HInt: it's probably easier to find a few people with 10K each to back you, than to trade with 5K or 10K as a newbie, but still, if you can make money trading 50 shares at a time with 5K, you can do it with 100 shares at 10K, or 200 shares at 20K, etc.
One work on getting backed: be honest with people about what you are trying to do. You might be surprised what comes of it if your true intention is to trade.
There is some stuff in the regulatory literature about trading less than 100 shares, but that's usually, again, a headache for the firm that they would rather not deal with. It's not illegal.
Just talk to pair or merger arb traders, who trade lots of 750 225 75 etc. No firm will turn away their volume on odd lots.

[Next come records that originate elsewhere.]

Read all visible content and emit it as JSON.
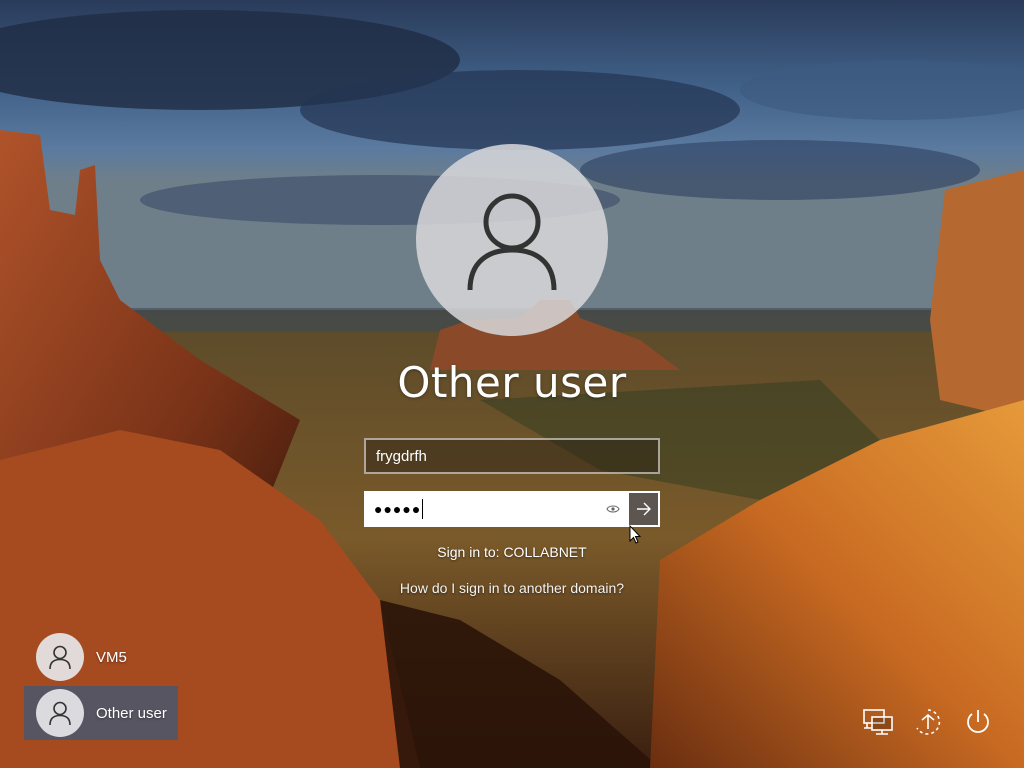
{
  "login": {
    "user_display_name": "Other user",
    "username_value": "frygdrfh",
    "password_masked": "●●●●●",
    "signin_to": "Sign in to: COLLABNET",
    "domain_help_link": "How do I sign in to another domain?"
  },
  "user_list": [
    {
      "label": "VM5",
      "selected": false
    },
    {
      "label": "Other user",
      "selected": true
    }
  ],
  "icons": {
    "avatar": "user-silhouette-icon",
    "reveal": "eye-icon",
    "submit": "arrow-right-icon",
    "network": "network-icon",
    "accessibility": "ease-of-access-icon",
    "power": "power-icon"
  },
  "colors": {
    "selected_tile": "#3c5a78",
    "submit_button": "#5d5550"
  }
}
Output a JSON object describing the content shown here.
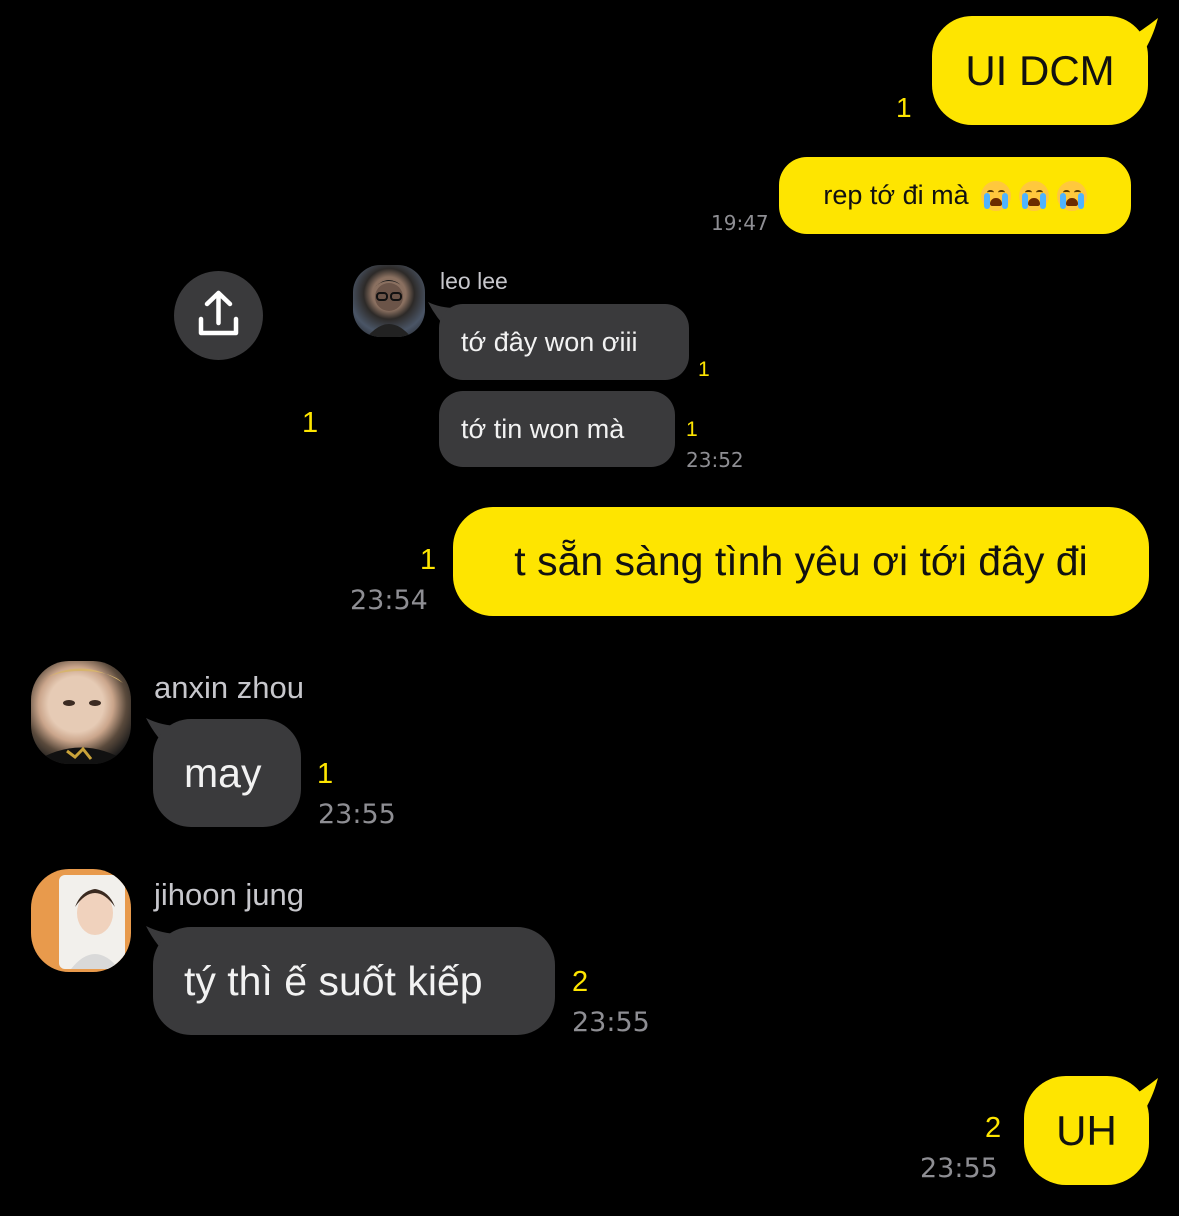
{
  "colors": {
    "my_bubble": "#FEE500",
    "other_bubble": "#3a3a3c",
    "background": "#000000",
    "unread": "#FEE500",
    "timestamp": "#8e8e93"
  },
  "messages": [
    {
      "text": "UI DCM",
      "unread": "1"
    },
    {
      "text": "rep tớ đi mà",
      "emoji": "loudly-crying-face",
      "emoji_count": 3,
      "time": "19:47"
    },
    {
      "sender": "leo lee",
      "text": "tớ đây won ơiii",
      "unread": "1"
    },
    {
      "text": "tớ tin won mà",
      "unread": "1",
      "time": "23:52"
    },
    {
      "text": "t sẵn sàng tình yêu ơi tới đây đi",
      "unread": "1",
      "time": "23:54"
    },
    {
      "sender": "anxin zhou",
      "text": "may",
      "unread": "1",
      "time": "23:55"
    },
    {
      "sender": "jihoon jung",
      "text": "tý thì ế suốt kiếp",
      "unread": "2",
      "time": "23:55"
    },
    {
      "text": "UH",
      "unread": "2",
      "time": "23:55"
    }
  ],
  "floating": {
    "share_icon": "share-upload-icon",
    "stray_unread": "1"
  }
}
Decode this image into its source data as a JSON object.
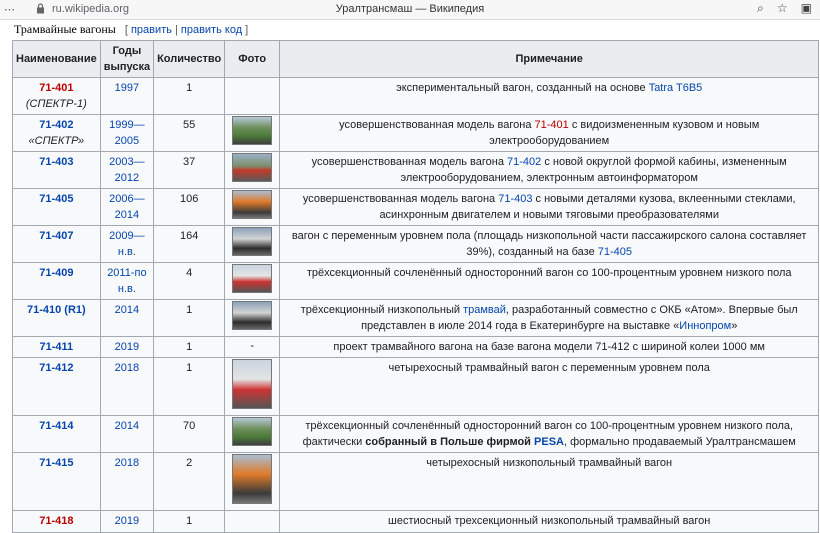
{
  "browser": {
    "url": "ru.wikipedia.org",
    "title": "Уралтрансмаш — Википедия"
  },
  "section": {
    "title": "Трамвайные вагоны",
    "edit_open": "[ ",
    "edit": "править",
    "sep": " | ",
    "edit_code": "править код",
    "edit_close": " ]"
  },
  "table": {
    "headers": {
      "name": "Наименование",
      "years": "Годы выпуска",
      "qty": "Количество",
      "photo": "Фото",
      "note": "Примечание"
    },
    "rows": [
      {
        "name": "71-401",
        "name_color": "red",
        "sub": "(СПЕКТР-1)",
        "years": "1997",
        "qty": "1",
        "photo": "",
        "note": [
          {
            "t": "экспериментальный вагон, созданный на основе "
          },
          {
            "t": "Tatra T6B5",
            "l": "blue"
          }
        ]
      },
      {
        "name": "71-402",
        "name_color": "blue",
        "sub": "«СПЕКТР»",
        "years": "1999—2005",
        "qty": "55",
        "photo": "tram",
        "note": [
          {
            "t": "усовершенствованная модель вагона "
          },
          {
            "t": "71-401",
            "l": "red"
          },
          {
            "t": " с видоизмененным кузовом и новым электрооборудованием"
          }
        ]
      },
      {
        "name": "71-403",
        "name_color": "blue",
        "sub": "",
        "years": "2003—2012",
        "qty": "37",
        "photo": "tram",
        "note": [
          {
            "t": "усовершенствованная модель вагона "
          },
          {
            "t": "71-402",
            "l": "blue"
          },
          {
            "t": " с новой округлой формой кабины, измененным электрооборудованием, электронным автоинформатором"
          }
        ]
      },
      {
        "name": "71-405",
        "name_color": "blue",
        "sub": "",
        "years": "2006—2014",
        "qty": "106",
        "photo": "tram",
        "note": [
          {
            "t": "усовершенствованная модель вагона "
          },
          {
            "t": "71-403",
            "l": "blue"
          },
          {
            "t": " с новыми деталями кузова, вклеенными стеклами, асинхронным двигателем и новыми тяговыми преобразователями"
          }
        ]
      },
      {
        "name": "71-407",
        "name_color": "blue",
        "sub": "",
        "years": "2009—н.в.",
        "qty": "164",
        "photo": "tram",
        "note": [
          {
            "t": "вагон с переменным уровнем пола (площадь низкопольной части пассажирского салона составляет 39%), созданный на базе "
          },
          {
            "t": "71-405",
            "l": "blue"
          }
        ]
      },
      {
        "name": "71-409",
        "name_color": "blue",
        "sub": "",
        "years": "2011-по н.в.",
        "qty": "4",
        "photo": "tram",
        "note": [
          {
            "t": "трёхсекционный сочленённый односторонний вагон со 100-процентным уровнем низкого пола"
          }
        ]
      },
      {
        "name": "71-410 (R1)",
        "name_color": "blue",
        "sub": "",
        "years": "2014",
        "qty": "1",
        "photo": "tram",
        "note": [
          {
            "t": "трёхсекционный низкопольный "
          },
          {
            "t": "трамвай",
            "l": "blue"
          },
          {
            "t": ", разработанный совместно с ОКБ «Атом». Впервые был представлен в июле 2014 года в Екатеринбурге на выставке «"
          },
          {
            "t": "Иннопром",
            "l": "blue"
          },
          {
            "t": "»"
          }
        ]
      },
      {
        "name": "71-411",
        "name_color": "blue",
        "sub": "",
        "years": "2019",
        "qty": "1",
        "photo": "-",
        "note": [
          {
            "t": "проект трамвайного вагона на базе вагона модели 71-412 с шириной колеи 1000 мм"
          }
        ]
      },
      {
        "name": "71-412",
        "name_color": "blue",
        "sub": "",
        "years": "2018",
        "qty": "1",
        "photo": "tall",
        "note": [
          {
            "t": "четырехосный трамвайный вагон с переменным уровнем пола"
          }
        ]
      },
      {
        "name": "71-414",
        "name_color": "blue",
        "sub": "",
        "years": "2014",
        "qty": "70",
        "photo": "tram",
        "note": [
          {
            "t": "трёхсекционный сочленённый односторонний вагон со 100-процентным уровнем низкого пола, фактически "
          },
          {
            "t": "собранный в Польше фирмой ",
            "b": true
          },
          {
            "t": "PESA",
            "l": "blue",
            "b": true
          },
          {
            "t": ", формально продаваемый Уралтрансмашем"
          }
        ]
      },
      {
        "name": "71-415",
        "name_color": "blue",
        "sub": "",
        "years": "2018",
        "qty": "2",
        "photo": "tall",
        "note": [
          {
            "t": "четырехосный низкопольный трамвайный вагон"
          }
        ]
      },
      {
        "name": "71-418",
        "name_color": "red",
        "sub": "",
        "years": "2019",
        "qty": "1",
        "photo": "",
        "note": [
          {
            "t": "шестиосный трехсекционный низкопольный трамвайный вагон"
          }
        ]
      }
    ]
  }
}
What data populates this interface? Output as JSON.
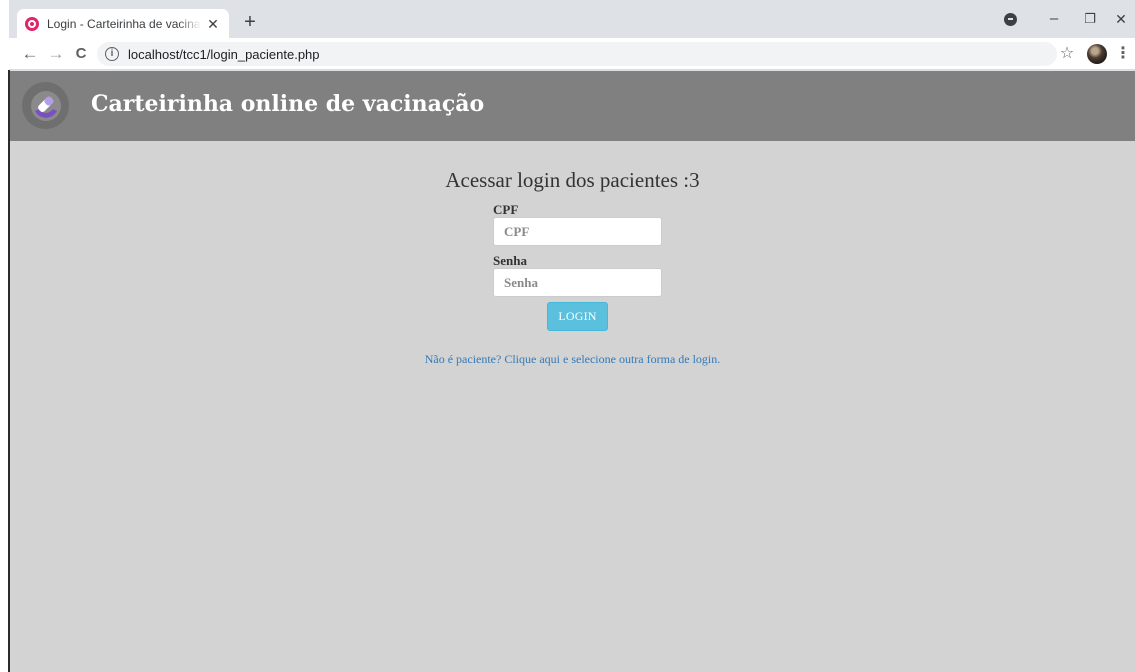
{
  "browser": {
    "tab_title": "Login - Carteirinha de vacinação",
    "tab_close": "✕",
    "new_tab": "+",
    "url": "localhost/tcc1/login_paciente.php",
    "icons": [
      "favicon-icon",
      "close-icon",
      "plus-icon",
      "back-arrow-icon",
      "forward-arrow-icon",
      "reload-icon",
      "info-icon",
      "star-icon",
      "profile-icon",
      "menu-icon",
      "minimize-icon",
      "restore-icon",
      "window-close-icon"
    ],
    "controls": {
      "back": "←",
      "forward": "→",
      "reload": "C",
      "info": "i",
      "star": "☆",
      "menu": "⋮",
      "minimize": "–",
      "restore": "❐",
      "close": "✕"
    }
  },
  "header": {
    "title": "Carteirinha online de vacinação"
  },
  "login": {
    "heading": "Acessar login dos pacientes :3",
    "cpf_label": "CPF",
    "cpf_placeholder": "CPF",
    "cpf_value": "",
    "senha_label": "Senha",
    "senha_placeholder": "Senha",
    "senha_value": "",
    "button_label": "LOGIN",
    "alt_link": "Não é paciente? Clique aqui e selecione outra forma de login."
  },
  "colors": {
    "header_bg": "#808080",
    "page_bg": "#d3d3d3",
    "button_bg": "#5bc0de",
    "link": "#337ab7",
    "favicon": "#e0266b",
    "logo_accent": "#7a4fc4"
  }
}
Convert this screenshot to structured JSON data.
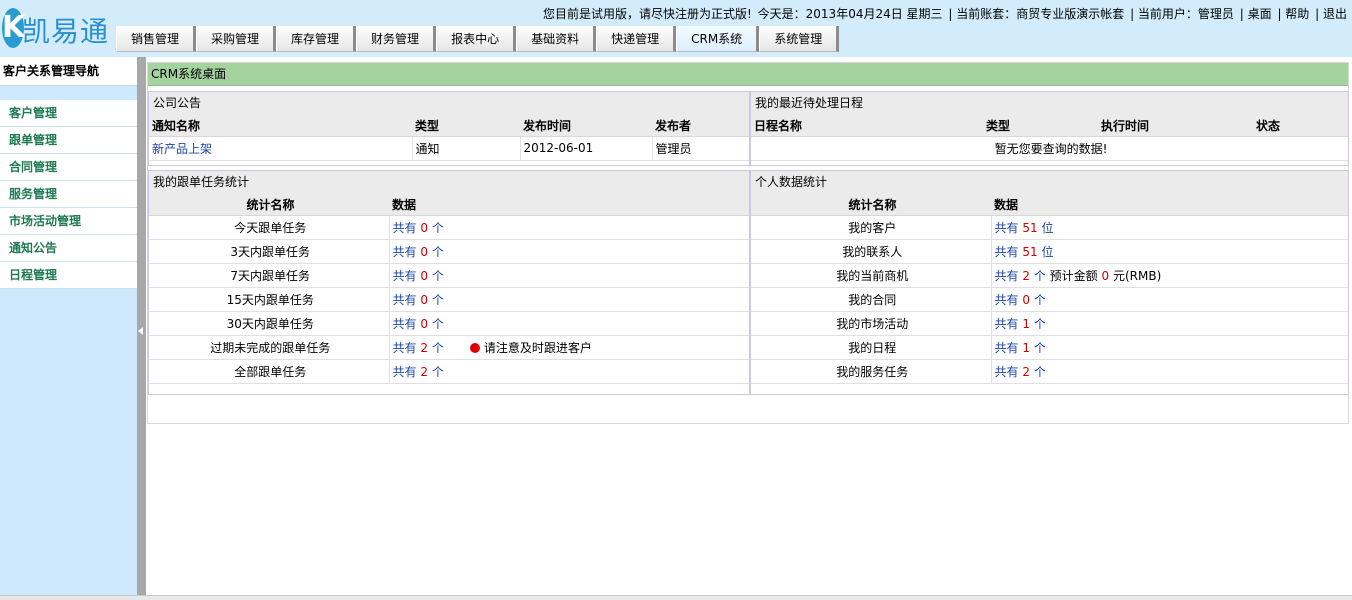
{
  "header": {
    "logo_letter": "K",
    "logo_text": "凯易通",
    "trial_notice": "您目前是试用版，请尽快注册为正式版!",
    "today": "今天是：2013年04月24日   星期三",
    "account": "| 当前账套：商贸专业版演示帐套",
    "user": "| 当前用户：管理员",
    "desktop": "| 桌面",
    "help": "| 帮助",
    "logout": "| 退出"
  },
  "nav": {
    "tabs": [
      "销售管理",
      "采购管理",
      "库存管理",
      "财务管理",
      "报表中心",
      "基础资料",
      "快递管理",
      "CRM系统",
      "系统管理"
    ],
    "active": "CRM系统"
  },
  "sidebar": {
    "title": "客户关系管理导航",
    "items": [
      "客户管理",
      "跟单管理",
      "合同管理",
      "服务管理",
      "市场活动管理",
      "通知公告",
      "日程管理"
    ]
  },
  "content": {
    "title": "CRM系统桌面",
    "announcements": {
      "title": "公司公告",
      "columns": [
        "通知名称",
        "类型",
        "发布时间",
        "发布者"
      ],
      "rows": [
        {
          "name": "新产品上架",
          "type": "通知",
          "date": "2012-06-01",
          "publisher": "管理员"
        }
      ]
    },
    "schedule": {
      "title": "我的最近待处理日程",
      "columns": [
        "日程名称",
        "类型",
        "执行时间",
        "状态"
      ],
      "empty": "暂无您要查询的数据!"
    },
    "followup": {
      "title": "我的跟单任务统计",
      "columns": [
        "统计名称",
        "数据"
      ],
      "rows": [
        {
          "label": "今天跟单任务",
          "prefix": "共有",
          "count": "0",
          "unit": "个"
        },
        {
          "label": "3天内跟单任务",
          "prefix": "共有",
          "count": "0",
          "unit": "个"
        },
        {
          "label": "7天内跟单任务",
          "prefix": "共有",
          "count": "0",
          "unit": "个"
        },
        {
          "label": "15天内跟单任务",
          "prefix": "共有",
          "count": "0",
          "unit": "个"
        },
        {
          "label": "30天内跟单任务",
          "prefix": "共有",
          "count": "0",
          "unit": "个"
        },
        {
          "label": "过期未完成的跟单任务",
          "prefix": "共有",
          "count": "2",
          "unit": "个",
          "note": "请注意及时跟进客户"
        },
        {
          "label": "全部跟单任务",
          "prefix": "共有",
          "count": "2",
          "unit": "个"
        }
      ]
    },
    "personal": {
      "title": "个人数据统计",
      "columns": [
        "统计名称",
        "数据"
      ],
      "rows": [
        {
          "label": "我的客户",
          "prefix": "共有",
          "count": "51",
          "unit": "位"
        },
        {
          "label": "我的联系人",
          "prefix": "共有",
          "count": "51",
          "unit": "位"
        },
        {
          "label": "我的当前商机",
          "prefix": "共有",
          "count": "2",
          "unit": "个",
          "extra_label": "预计金额",
          "extra_value": "0",
          "extra_unit": "元(RMB)"
        },
        {
          "label": "我的合同",
          "prefix": "共有",
          "count": "0",
          "unit": "个"
        },
        {
          "label": "我的市场活动",
          "prefix": "共有",
          "count": "1",
          "unit": "个"
        },
        {
          "label": "我的日程",
          "prefix": "共有",
          "count": "1",
          "unit": "个"
        },
        {
          "label": "我的服务任务",
          "prefix": "共有",
          "count": "2",
          "unit": "个"
        }
      ]
    }
  }
}
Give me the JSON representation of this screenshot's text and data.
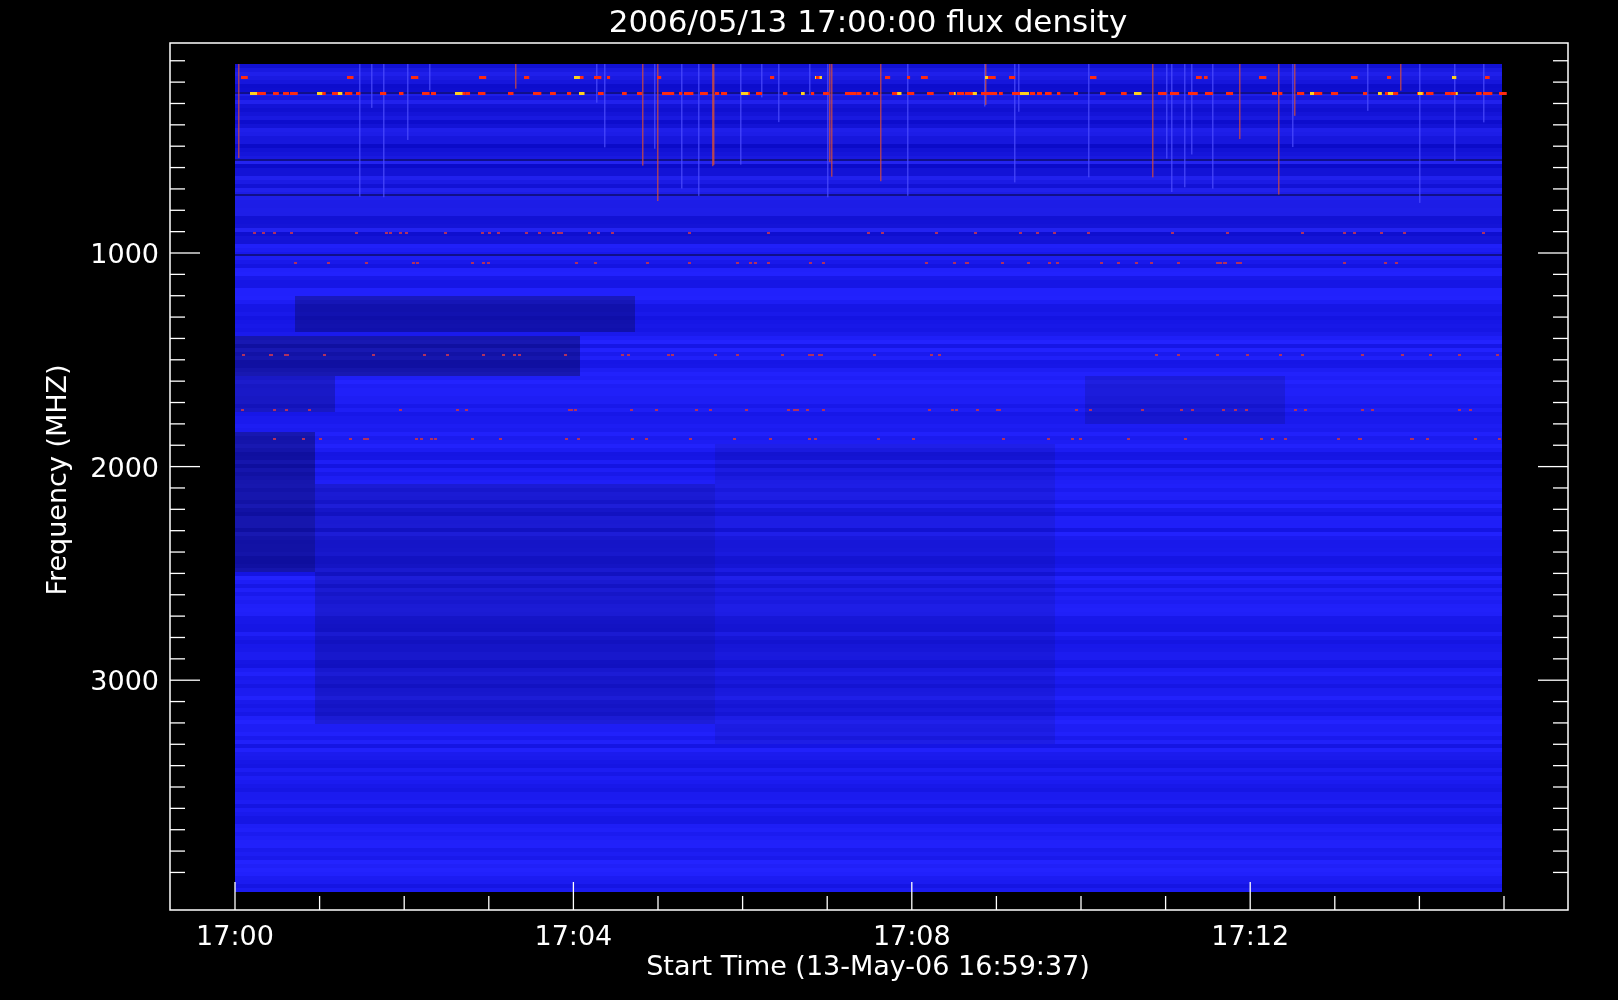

Anyway, i ramble. But if your trading is profitable, it IS scalable save the fixed cost of data fees. And at most that would be like $300.00 month if you can't get it covered from small volume. You put that 300.00 in as a cost of doing business, its tax deductible too. In the lowest tax bracket, it's already only $200.00 per month after taxes.
Trading is probably the lowest cost business to start and maintain. You can even trade from a storage unit with a huge bank of computers. If you ahve a good strategy and a good firm, and some capital, you can run this business.